Un paisaje sonoro lo conforman los sonidos propios de un lugar, momento o actividad. Según estableció el compositor e investigador canadiense R. Murray Schafer, se dividen en dos grandes categorías. El paisaje sonoro de alta fidelidad es uno equilibrado en el que se pueden reconocer los distintos sonidos, su fuente y hasta su procedencia. El de baja fidelidad está tan lleno de sonidos que no hay manera de extraer las sutilezas entre la cacofonía reinante. La alta fidelidad se escucha en entornos naturales y la baja, en las ciudades, donde hay un zumbido constante compuesto por la bulla de vehículos, obras, actividades de ocio y esas conversaciones altisonantes con los móviles, las penúltimas en llegar a nuestra fiesta del ruido.

El problema de este enojoso asunto acústico está en la subjetividad. En física, se define “sonido” como la transmisión de una onda a través de un fluido. Sin embargo, no hay una definición tan impecable para la palabra “ruido”. La Real Academia la explica como “sonido inarticulado, por lo general desagradable”. Vale, pero ¿desagradable para quién? ¿De qué manera? Del mismo modo que al propietario de una Harley-Davidson el petardeo que escupe su moto le resulta música celestial, a quien socializa en el autobús su discurso telefónico le puede parecer muy pertinente que su voz llegue hasta la última fila.
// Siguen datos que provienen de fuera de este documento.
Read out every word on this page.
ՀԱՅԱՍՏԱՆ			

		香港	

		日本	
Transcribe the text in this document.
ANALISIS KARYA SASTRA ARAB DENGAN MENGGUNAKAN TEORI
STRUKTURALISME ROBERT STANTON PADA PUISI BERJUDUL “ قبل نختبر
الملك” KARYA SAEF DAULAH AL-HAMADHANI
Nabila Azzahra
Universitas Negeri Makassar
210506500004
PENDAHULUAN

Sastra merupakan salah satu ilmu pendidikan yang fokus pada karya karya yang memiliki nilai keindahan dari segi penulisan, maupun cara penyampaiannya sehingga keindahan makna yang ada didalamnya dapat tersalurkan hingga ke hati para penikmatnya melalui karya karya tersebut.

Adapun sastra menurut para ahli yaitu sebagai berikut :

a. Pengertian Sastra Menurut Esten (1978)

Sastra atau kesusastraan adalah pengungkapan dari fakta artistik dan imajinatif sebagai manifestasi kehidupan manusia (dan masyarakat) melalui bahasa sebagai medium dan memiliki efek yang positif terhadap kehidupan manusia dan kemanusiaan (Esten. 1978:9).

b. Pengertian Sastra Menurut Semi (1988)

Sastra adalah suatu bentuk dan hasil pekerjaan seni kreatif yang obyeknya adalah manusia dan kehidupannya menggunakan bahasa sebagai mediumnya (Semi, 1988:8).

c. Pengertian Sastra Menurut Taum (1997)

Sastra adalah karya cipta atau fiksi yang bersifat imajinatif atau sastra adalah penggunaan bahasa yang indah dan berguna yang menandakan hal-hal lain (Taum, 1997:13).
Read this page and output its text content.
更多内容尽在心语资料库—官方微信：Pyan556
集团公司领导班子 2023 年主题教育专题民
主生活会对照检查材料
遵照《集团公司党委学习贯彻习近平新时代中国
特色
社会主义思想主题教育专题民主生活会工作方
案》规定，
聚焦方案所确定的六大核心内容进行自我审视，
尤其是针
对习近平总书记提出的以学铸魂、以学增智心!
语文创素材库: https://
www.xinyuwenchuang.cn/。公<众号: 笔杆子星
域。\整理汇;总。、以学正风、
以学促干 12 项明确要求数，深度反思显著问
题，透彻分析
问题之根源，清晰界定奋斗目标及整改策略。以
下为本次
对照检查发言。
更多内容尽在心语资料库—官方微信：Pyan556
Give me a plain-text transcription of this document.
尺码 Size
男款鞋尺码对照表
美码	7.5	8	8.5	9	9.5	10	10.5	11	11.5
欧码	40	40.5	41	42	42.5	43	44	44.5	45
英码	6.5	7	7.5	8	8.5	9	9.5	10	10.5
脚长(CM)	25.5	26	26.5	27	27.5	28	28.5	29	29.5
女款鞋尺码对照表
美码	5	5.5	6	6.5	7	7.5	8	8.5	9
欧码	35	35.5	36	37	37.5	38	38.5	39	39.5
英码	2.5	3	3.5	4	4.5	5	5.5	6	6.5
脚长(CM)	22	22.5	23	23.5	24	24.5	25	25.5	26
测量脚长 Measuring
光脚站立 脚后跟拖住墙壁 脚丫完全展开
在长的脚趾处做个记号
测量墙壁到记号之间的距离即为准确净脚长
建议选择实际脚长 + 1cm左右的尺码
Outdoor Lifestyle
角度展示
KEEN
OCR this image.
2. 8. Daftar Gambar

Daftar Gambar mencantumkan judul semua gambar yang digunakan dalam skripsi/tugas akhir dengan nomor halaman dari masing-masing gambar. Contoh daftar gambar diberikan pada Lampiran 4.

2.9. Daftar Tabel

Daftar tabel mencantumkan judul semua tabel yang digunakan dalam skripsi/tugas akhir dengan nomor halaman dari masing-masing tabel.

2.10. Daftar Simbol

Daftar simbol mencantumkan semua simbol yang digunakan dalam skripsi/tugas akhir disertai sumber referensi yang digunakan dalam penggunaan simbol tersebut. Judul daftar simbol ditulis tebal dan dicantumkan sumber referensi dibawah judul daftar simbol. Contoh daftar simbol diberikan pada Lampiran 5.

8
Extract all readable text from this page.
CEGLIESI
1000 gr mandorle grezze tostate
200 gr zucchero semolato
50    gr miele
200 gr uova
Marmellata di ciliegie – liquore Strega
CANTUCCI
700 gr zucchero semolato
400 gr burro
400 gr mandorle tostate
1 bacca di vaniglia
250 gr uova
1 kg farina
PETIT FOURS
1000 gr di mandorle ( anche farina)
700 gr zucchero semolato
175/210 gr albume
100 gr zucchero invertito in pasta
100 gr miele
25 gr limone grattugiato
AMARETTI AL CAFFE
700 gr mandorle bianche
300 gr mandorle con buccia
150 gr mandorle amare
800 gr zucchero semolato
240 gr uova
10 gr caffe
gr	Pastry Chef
No es este, en cualquier caso, el mayor trastorno sonoro de las urbes. El tráfico, emisor de alrededor del 80% de la contaminación acústica urbana, es responsable, por eso, de un buen montón de problemas de salud que son consecuencia de tener a nuestros cuerpos en permanente estado de alerta. No es el mayor trastorno sonoro que sufrimos, decía, pero sí uno que quizá podamos resolver sin necesidad de iniciar una revolución.

Llegados a este punto, conviene recordar un par de cosas. La algarabía urbana puede ser también un rasgo de vitalidad y tolerancia de las ciudades, algo que nadie debería tratar de acallar sin matices. También los conflictos. Lo son, a pesar de su mala fama, porque ofrecen la oportunidad de dialogar sobre lo que nos perturba y de empezar así a encontrarnos y a encontrar juntos otras formas de hacer.

En Barcelona, por ejemplo, llevan unas semanas hablando de ruido. El Ayuntamiento de la ciudad tiene una ordenanza contra la contaminación acústica que, aplicada con rigor, ha cerrado algunas instalaciones del colegio Salesians Rocafort. Esto ha provocado una conversación más o menos airada entre asociaciones de madres y padres de alumnos, entidades contra el ruido y administraciones; un conflicto a partir del cual ya se están planteando excepciones a la norma y que, además, está abriendo la discusión sobre por qué los patios escolares se subarriendan para actividades pasadas de decibelios durante horas no lectivas.

Tenemos que hablar más y, sobre todo, mejor, también sobre el ruido. Si nos molesta el sonido que emite el vecino —de casa, de transporte público, de restaurante, de trabajo—, quizá podamos iniciar una conversación con él. Puede salir mal, pero puede que no. Es posible que le ayudemos a darse cuenta de que, como los mirlos urbanos, está haciendo ruido empujado por el ruido que le rodea. Incluso puede que nosotros mismos comprendamos que nos sucede exactamente lo mismo. Porque todos vivimos confundidos por un barullo constante que es mucho más que acústico. Un ruido que también es mental y que tiene que ver con la inquietud que nos generan servicios y aplicaciones tecnológicas diseñadas para engancharnos a la distracción. Y con la prisa, una velocidad impuesta por las exigencias de un modelo económico que nos lleva con la lengua fuera; a unos para perseguir la promesa necesariamente incumplida de la felicidad a través del consumo y a otros, simplemente para sobrevivir.

“Vivir no es vivir, sino darse cuenta”, escribe el filósofo Josep Maria Esquirol en La resistencia íntima (Acantilado, 2015). Tener el ánimo y la fortaleza para ir contra esta corriente que nos conduce aturdidos, acelerados y bulliciosos hacia ninguna parte es ahora mismo un acto de resistencia. Un disidente darse cuenta que empieza por parar, callar, observar y escuchar. Dicho así, quizá no parezca gran cosa, pero seguro que es mucho más agradable que ir dándonos gritos por ahí.